La semana pasada, el técnico albiazul reclamaba «orgullo» ante la visita a Barakaldo y tras el nuevo batacazo reconoció que el equipo tiene ahora «una cornada de dos trayectorias» y la única vía para superar el bache es «levantarse y seguir adelante». El preparador alavesista apuntó que en la búsqueda de «los porqués» de los malos resultados su diagnóstico general es que la escuadra albiazul «sin hacer un buen juego» ha perdido «la contundencia que sí tenía» en el inicio liguero. En ese sentido, precisó que pese a «los errores defensivos» en las acciones a balón parado, el equipo «se había comportado bien hasta ahora en ese aspecto» y lamentó los problemas ofensivos. «Que la bola entre o no entre cambia las cosas, estamos con los mismos atacantes y llevamos tres partidos sin hacer gol», recordó.
Pese a este planteamiento y a insistir en que la «idea global» es la misma «con un equipo que juega al ataque», Pereira admitió que las derrotas le llevan a «replantear cosas, porque el que no duda no avanza». A partir de ahí, cree que la necesidad actual del Alavés es «ser competitivo, como hasta hace quince días», y en ese camino se mostró abierto «a cambios, no de estructura, sino buscando a los jugadores que más en forma se encuentran en cada momento».
«Despertarán»
Dentro de este contexto, el técnico pacense considera que el equipo «debe espabilar y ponerse las pilas», aunque no ha visto necesaria durante la semana «una reprimenda que no hubiese venido a cuento» y sí centrarse «en sacar el máximo rendimiento» del grupo.
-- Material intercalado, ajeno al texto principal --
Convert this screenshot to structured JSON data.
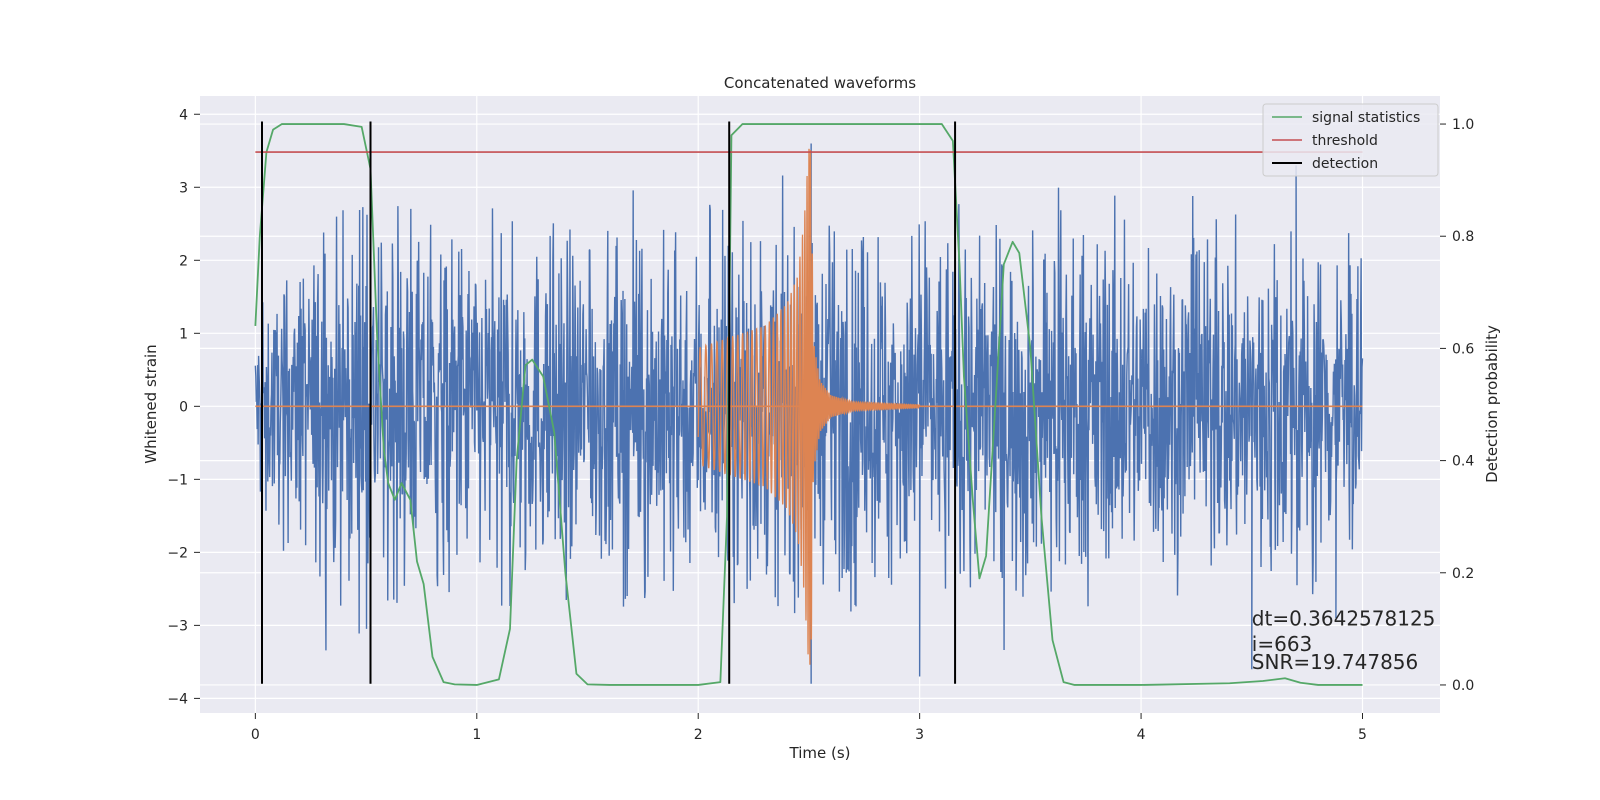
{
  "chart_data": {
    "type": "line",
    "title": "Concatenated waveforms",
    "xlabel": "Time (s)",
    "ylabel": "Whitened strain",
    "y2label": "Detection probability",
    "xlim": [
      -0.25,
      5.35
    ],
    "ylim": [
      -4.2,
      4.25
    ],
    "y2lim": [
      -0.05,
      1.05
    ],
    "xticks": [
      0,
      1,
      2,
      3,
      4,
      5
    ],
    "xtick_labels": [
      "0",
      "1",
      "2",
      "3",
      "4",
      "5"
    ],
    "yticks": [
      -4,
      -3,
      -2,
      -1,
      0,
      1,
      2,
      3,
      4
    ],
    "ytick_labels": [
      "−4",
      "−3",
      "−2",
      "−1",
      "0",
      "1",
      "2",
      "3",
      "4"
    ],
    "y2ticks": [
      0.0,
      0.2,
      0.4,
      0.6,
      0.8,
      1.0
    ],
    "y2tick_labels": [
      "0.0",
      "0.2",
      "0.4",
      "0.6",
      "0.8",
      "1.0"
    ],
    "grid": true,
    "legend_position": "top-right",
    "series": [
      {
        "kind": "noise",
        "axis": "left",
        "color": "#4c72b0",
        "x_range": [
          0,
          5
        ],
        "envelope_points": [
          [
            0,
            1.3
          ],
          [
            0.3,
            2.5
          ],
          [
            1.0,
            2.5
          ],
          [
            1.5,
            2.5
          ],
          [
            2.0,
            2.5
          ],
          [
            2.5,
            2.6
          ],
          [
            3.0,
            2.5
          ],
          [
            4.0,
            2.5
          ],
          [
            4.7,
            2.5
          ],
          [
            5.0,
            2.2
          ]
        ],
        "notable_spikes": [
          [
            2.51,
            -3.8
          ],
          [
            2.51,
            3.6
          ],
          [
            2.43,
            -2.4
          ],
          [
            3.0,
            -3.7
          ],
          [
            4.7,
            3.3
          ],
          [
            4.88,
            -2.9
          ],
          [
            4.5,
            -3.6
          ]
        ]
      },
      {
        "kind": "chirp",
        "axis": "left",
        "color": "#dd8452",
        "x": [
          2.0,
          2.05,
          2.1,
          2.2,
          2.3,
          2.4,
          2.45,
          2.48,
          2.5,
          2.51,
          2.52,
          2.55,
          2.6,
          2.7,
          3.0
        ],
        "amplitude": [
          0.8,
          0.85,
          0.9,
          1.0,
          1.1,
          1.4,
          1.8,
          2.6,
          3.6,
          3.5,
          0.9,
          0.35,
          0.15,
          0.06,
          0.02
        ],
        "baseline": 0.0,
        "baseline_x_range": [
          0,
          5
        ]
      },
      {
        "name": "signal statistics",
        "axis": "right",
        "color": "#55a868",
        "x": [
          0.0,
          0.02,
          0.05,
          0.08,
          0.12,
          0.2,
          0.4,
          0.48,
          0.52,
          0.55,
          0.58,
          0.6,
          0.63,
          0.66,
          0.7,
          0.73,
          0.76,
          0.8,
          0.85,
          0.9,
          1.0,
          1.1,
          1.15,
          1.18,
          1.22,
          1.25,
          1.3,
          1.35,
          1.4,
          1.45,
          1.5,
          1.6,
          2.0,
          2.1,
          2.13,
          2.15,
          2.2,
          2.25,
          3.0,
          3.1,
          3.15,
          3.18,
          3.2,
          3.24,
          3.27,
          3.3,
          3.35,
          3.38,
          3.42,
          3.45,
          3.5,
          3.55,
          3.6,
          3.65,
          3.7,
          4.0,
          4.4,
          4.55,
          4.65,
          4.72,
          4.8,
          5.0
        ],
        "y": [
          0.64,
          0.8,
          0.95,
          0.99,
          1.0,
          1.0,
          1.0,
          0.995,
          0.92,
          0.62,
          0.42,
          0.36,
          0.33,
          0.36,
          0.33,
          0.22,
          0.18,
          0.05,
          0.005,
          0.001,
          0.0,
          0.01,
          0.1,
          0.4,
          0.57,
          0.58,
          0.55,
          0.45,
          0.2,
          0.02,
          0.001,
          0.0,
          0.0,
          0.005,
          0.3,
          0.98,
          1.0,
          1.0,
          1.0,
          1.0,
          0.97,
          0.75,
          0.55,
          0.33,
          0.19,
          0.23,
          0.55,
          0.75,
          0.79,
          0.77,
          0.6,
          0.3,
          0.08,
          0.005,
          0.0,
          0.0,
          0.003,
          0.007,
          0.012,
          0.004,
          0.0,
          0.0
        ]
      },
      {
        "name": "threshold",
        "axis": "right",
        "color": "#c44e52",
        "x": [
          0,
          5
        ],
        "y": [
          0.95,
          0.95
        ]
      },
      {
        "name": "detection",
        "axis": "left",
        "color": "#000000",
        "kind": "vlines",
        "x": [
          0.03,
          0.52,
          2.14,
          3.16
        ],
        "ymin": -3.8,
        "ymax": 3.9
      }
    ],
    "annotations": [
      {
        "text": "dt=0.3642578125",
        "x": 4.5,
        "y": -3.0
      },
      {
        "text": " i=663",
        "x": 4.5,
        "y": -3.35
      },
      {
        "text": "SNR=19.747856",
        "x": 4.5,
        "y": -3.6
      }
    ]
  }
}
Pereira, eso sí, reconoció que «ni el equipo ni algunos futbolistas están al máximo rendimiento», pero no duda «de su compromiso» y de que «despertarán. Sé que uno que hace 18 goles -en referencia a Geni- no se le olvida hacerlo».
En ese sentido, además, explicó que «la mayor parte del trabajo» tras la derrota en Barakaldo ha llegado «desde el punto de vista psicológico». Por ello, ha tratado de «aislar» al equipo del exterior y le preocupa «que el grupo sea mentalmente fuerte y afronte con sencillez, orden y naturalidad» el choque del domingo.
Pereira apuntó que «a lo mejor han saltado las alarmas», pero el Alavés sigue con su quinto puesto «dentro del objetivo» y «en una situación privilegiada aunque no hayamos estado de sobresaliente». Por ese motivo, aseguró que espera «tensión y no crispación» durante el partido ante el Bilbao Athletic, «porque iría en perjuicio del equipo».
«Necesitamos al público»
El entrenador albiazul recordó que «el público es soberano» para opinar, aunque precisó que «en los malos momentos como éste es cuando más lo necesitamos». También matizó que su comunicación con el presidente Fernando Ortiz de Zárate es «diaria» y en esta ocasión le ha transmitido «tranquilidad y confianza» para salir del bache.
Sobre el césped espera un Bilbao Athletic «con más frescura y menos obligaciones» que el Alavés y, por tanto, un filial «en su mejor nivel, porque vienen a un buen sitio para exhibirse». Pese a ello, espera un duelo «donde las cosas vuelvan al buen camino».